Namun mereka tidak punya tempat yang aman atau cocok untuk dikunjungi. Banyak dari mereka yang menuju beberapa kilometer ke utara menuju kota Khan Younis atau lebih jauh lagi ke Deir al-Balah.

Kedua kota tersebut masih dibombardir Israel, dan Deir al-Balah telah diubah menjadi kota tenda, tidak mampu menampung gelombang besar pengungsi.

"Kita bisa melihat kelaparan baru di daerah pengungsian. Para pengungsi sangat khawatir dengan kurangnya pasokan. Krisis besar juga terkait dengan kurangnya air yang layak untuk diminum," ungkap Mohammed al-Hajjar, jurnalis Palestina di Deir al-Balah.

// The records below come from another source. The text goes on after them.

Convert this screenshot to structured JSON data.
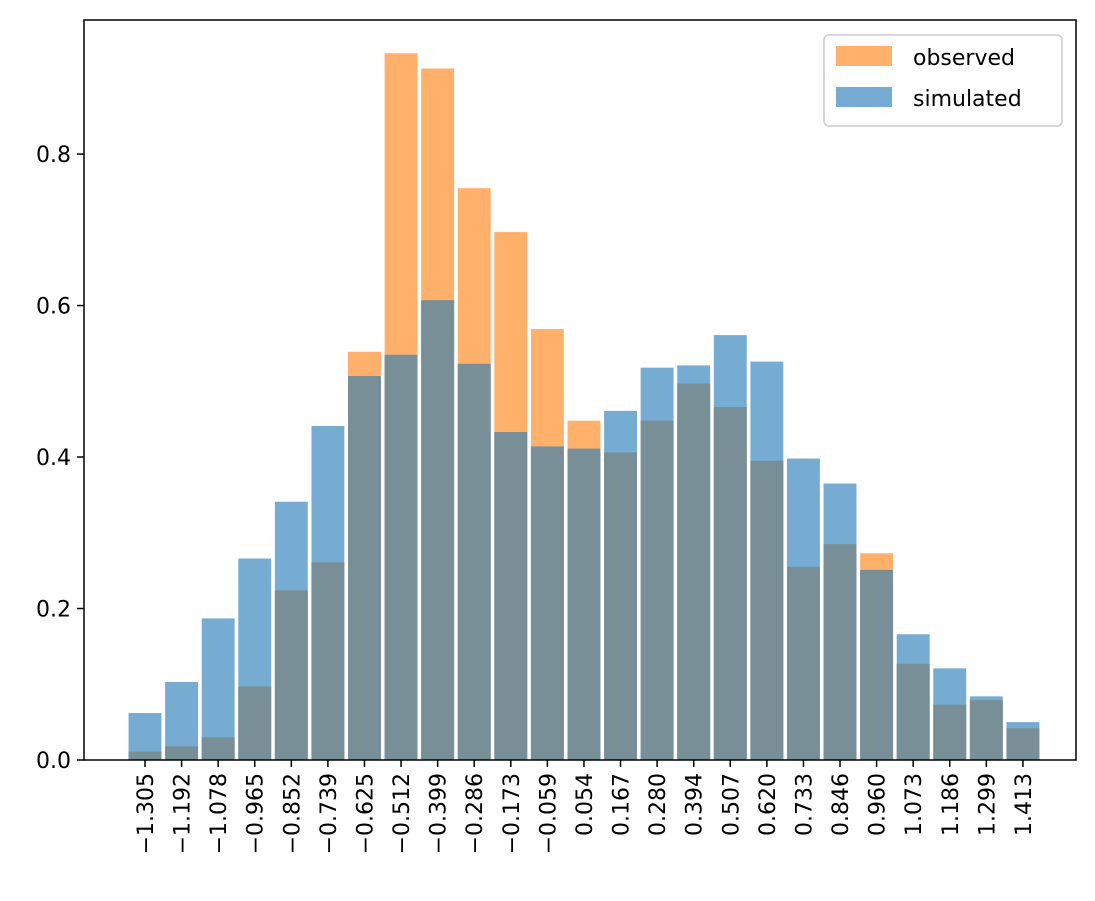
{
  "chart_data": {
    "type": "bar",
    "title": "",
    "xlabel": "",
    "ylabel": "",
    "ylim": [
      0,
      0.977
    ],
    "yticks": [
      0.0,
      0.2,
      0.4,
      0.6,
      0.8
    ],
    "ytick_labels": [
      "0.0",
      "0.2",
      "0.4",
      "0.6",
      "0.8"
    ],
    "grid": false,
    "legend_position": "top-right",
    "categories": [
      "−1.305",
      "−1.192",
      "−1.078",
      "−0.965",
      "−0.852",
      "−0.739",
      "−0.625",
      "−0.512",
      "−0.399",
      "−0.286",
      "−0.173",
      "−0.059",
      "0.054",
      "0.167",
      "0.280",
      "0.394",
      "0.507",
      "0.620",
      "0.733",
      "0.846",
      "0.960",
      "1.073",
      "1.186",
      "1.299",
      "1.413"
    ],
    "series": [
      {
        "name": "observed",
        "color": "#ffb06b",
        "values": [
          0.011,
          0.018,
          0.03,
          0.097,
          0.224,
          0.261,
          0.539,
          0.933,
          0.913,
          0.755,
          0.697,
          0.569,
          0.448,
          0.406,
          0.448,
          0.497,
          0.466,
          0.395,
          0.255,
          0.285,
          0.273,
          0.127,
          0.073,
          0.079,
          0.042
        ]
      },
      {
        "name": "simulated",
        "color": "#76abd2",
        "values": [
          0.062,
          0.103,
          0.187,
          0.266,
          0.341,
          0.441,
          0.507,
          0.535,
          0.607,
          0.523,
          0.433,
          0.414,
          0.411,
          0.461,
          0.518,
          0.521,
          0.561,
          0.526,
          0.398,
          0.365,
          0.251,
          0.166,
          0.121,
          0.084,
          0.05
        ]
      }
    ],
    "overlap_color": "#788f98"
  }
}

Tidak ada sumber air dan air kemasan tidak lagi masuk ke Gaza. Barang-barang telah hilang dari pasar. Kentang dan sayuran lainnya tidak tersedia selama seminggu.

“Hanya tersisa sedikit sayuran, seperti tomat, bawang merah, mentimun, dan bawang putih, serta beberapa kacang-kacangan, seperti lentil, buncis, dan kacang fava,” ujar Eman Mhmd, guru matematika di Deir al-Balah, kepada Middle East Eye . "Tidak ada ayam, tidak ada telur, tidak ada tisu, banyak hal lainnya yang hilang."

“Kehadiran ribuan pengungsi yang tiba-tiba telah menciptakan kekacauan di pasar Deir al-Balah,” papar Hajjar.

“Harga roti naik tiga kali lipat dalam dua hari. Harga tepung hampir tiga kali lipat, dan hari ini bisa mencapai kenaikan lima kali lipat. Terdapat krisis likuiditas dan uang tunai yang besar di beberapa wilayah Gaza yang telah berlangsung selama beberapa bulan terakhir. Orang tidak bisa membeli barang dengan harga setinggi itu," ungkap dia.

Ahmed Abu Aziz, jurnalis Palestina di Khan Younis, mengatakan satu kilogram gula, yang dulu berharga 12-13 shekel (USD3,20), kini dihargai 95 shekel (USD25,50).

Dia mengatakan, “Makanan dan air bersih telah menjadi sangat langka dan sangat mahal di sebagian besar wilayah Khan Younis.”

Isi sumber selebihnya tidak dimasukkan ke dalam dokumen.